A Agência das Bacias PCJ atua nas 76 cidades das Bacias Hidrográficas dos Rios Piracicaba, Capivari e Jundiaí (Bacias PCJ), que contam com aproximadamente 5,7 milhões de habitantes e que teve um salto no tratamento de esgoto de 3%, em 1993, para 76%, em 2018.

Nessa década, foram realizados investimentos contínuos que contribuíram para dinamizar e melhorar a gestão dos recursos hídricos nessa região, que teve o desenvolvimento econômico e a população avançando à medida que a quantidade de água permanecia a mesma. E ainda teve a disponibilidade reduzida por causa da poluição dos efluentes domésticos, industriais, agrícolas e difusas e pelas mudanças climáticas. Um exemplo foi a pior estiagem da história da região Sudeste do País, ocorrida em 2014.

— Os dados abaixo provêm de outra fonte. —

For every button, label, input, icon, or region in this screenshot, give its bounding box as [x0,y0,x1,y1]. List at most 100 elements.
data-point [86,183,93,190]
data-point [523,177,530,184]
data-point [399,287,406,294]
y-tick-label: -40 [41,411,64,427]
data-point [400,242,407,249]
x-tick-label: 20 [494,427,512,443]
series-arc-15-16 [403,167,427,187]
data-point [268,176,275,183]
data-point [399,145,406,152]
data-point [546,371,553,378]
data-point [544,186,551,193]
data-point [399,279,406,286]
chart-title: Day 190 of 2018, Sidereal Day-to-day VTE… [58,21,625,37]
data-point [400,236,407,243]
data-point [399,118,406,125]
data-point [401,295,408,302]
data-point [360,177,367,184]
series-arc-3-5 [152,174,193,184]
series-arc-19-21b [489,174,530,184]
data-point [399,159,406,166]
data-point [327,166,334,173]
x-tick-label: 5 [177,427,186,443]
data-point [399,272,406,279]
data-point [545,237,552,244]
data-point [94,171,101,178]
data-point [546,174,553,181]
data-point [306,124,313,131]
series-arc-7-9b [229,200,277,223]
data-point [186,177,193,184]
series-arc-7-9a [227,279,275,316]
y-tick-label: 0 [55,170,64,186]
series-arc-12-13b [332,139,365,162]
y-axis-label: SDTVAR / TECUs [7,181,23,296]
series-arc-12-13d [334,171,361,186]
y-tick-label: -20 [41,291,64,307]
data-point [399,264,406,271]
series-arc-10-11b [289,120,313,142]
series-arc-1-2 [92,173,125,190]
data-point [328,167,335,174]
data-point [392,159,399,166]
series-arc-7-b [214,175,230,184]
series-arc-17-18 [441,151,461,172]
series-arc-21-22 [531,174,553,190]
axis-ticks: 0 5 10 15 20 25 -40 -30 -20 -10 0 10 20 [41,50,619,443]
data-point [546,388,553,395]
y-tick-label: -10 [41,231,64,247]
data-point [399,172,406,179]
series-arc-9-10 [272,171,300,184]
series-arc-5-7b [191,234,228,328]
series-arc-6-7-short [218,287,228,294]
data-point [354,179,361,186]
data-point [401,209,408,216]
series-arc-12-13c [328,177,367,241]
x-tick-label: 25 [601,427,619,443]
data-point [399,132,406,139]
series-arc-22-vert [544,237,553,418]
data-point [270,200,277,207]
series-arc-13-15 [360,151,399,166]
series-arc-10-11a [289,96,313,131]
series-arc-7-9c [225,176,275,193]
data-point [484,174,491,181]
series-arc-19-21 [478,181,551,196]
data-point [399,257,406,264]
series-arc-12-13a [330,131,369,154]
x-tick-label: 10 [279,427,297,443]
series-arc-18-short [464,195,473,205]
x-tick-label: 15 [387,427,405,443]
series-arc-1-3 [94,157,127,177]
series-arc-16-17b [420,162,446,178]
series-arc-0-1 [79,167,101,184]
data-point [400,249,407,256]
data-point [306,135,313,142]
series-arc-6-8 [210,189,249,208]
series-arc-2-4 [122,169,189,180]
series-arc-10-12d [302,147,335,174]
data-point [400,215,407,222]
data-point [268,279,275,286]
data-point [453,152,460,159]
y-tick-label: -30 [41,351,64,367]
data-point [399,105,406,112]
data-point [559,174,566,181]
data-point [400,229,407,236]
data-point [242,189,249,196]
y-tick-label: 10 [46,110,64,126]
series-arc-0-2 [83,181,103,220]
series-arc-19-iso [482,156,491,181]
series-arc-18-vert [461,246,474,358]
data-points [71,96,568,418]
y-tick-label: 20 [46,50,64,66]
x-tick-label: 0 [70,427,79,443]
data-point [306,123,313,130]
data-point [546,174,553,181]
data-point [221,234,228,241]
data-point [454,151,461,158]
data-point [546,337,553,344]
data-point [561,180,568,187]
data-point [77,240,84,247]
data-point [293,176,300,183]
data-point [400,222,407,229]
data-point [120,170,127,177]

A Agência das Bacias PCJ proporcionou a melhora e a ampliação da rede de monitoramento da quantidade de água disponível nos rios das Bacias PCJ, por 24 horas, online, com acesso público em geral, e dados coletados a cada 10 minutos. No sistema é possível ver a vazão, o nível da água nos mananciais e a quantidade de chuva num determinado período.

Uma nova ferramenta tecnológica será implantada em breve no monitoramento dos mananciais e tornará mais precisa a tomada de decisão para definir a quantidade de água a ser liberada, principalmente, pelos reservatórios do Sistema Cantareira para as Bacias PCJ.

A meteorologia que já é utilizada para a gestão dos recursos hídricos poderá informar a quantidade de água que será acrescentada nas vazões dos rios pelas chuvas. O modelo permitirá antecipar as informações que podem ser utilizadas para dar maior precisão às regulações de vazão, permitindo evitar o desperdício e contribuindo para manter mais água armazenada nos reservatórios, principalmente no período de estiagem, que ocorre na região entre os meses de abril e setembro.

"O modelo meteorológico que estamos implantando nas Bacias PCJ, nos rios Jaguari e Atibaia, transforma a previsão de chuvas apurada pelos meteorologistas na quantidade de água que cairá nos rios — se ocorrer a chuva prevista, que hoje está cada vez mais assertiva. Chamo esse sistema de chuva/vazão. Foi desenvolvido pelo Sistema Meteorológico do Paraná (Simepar)", explicou Sergio Razera, diretor-presidente da Agência das Bacias PCJ.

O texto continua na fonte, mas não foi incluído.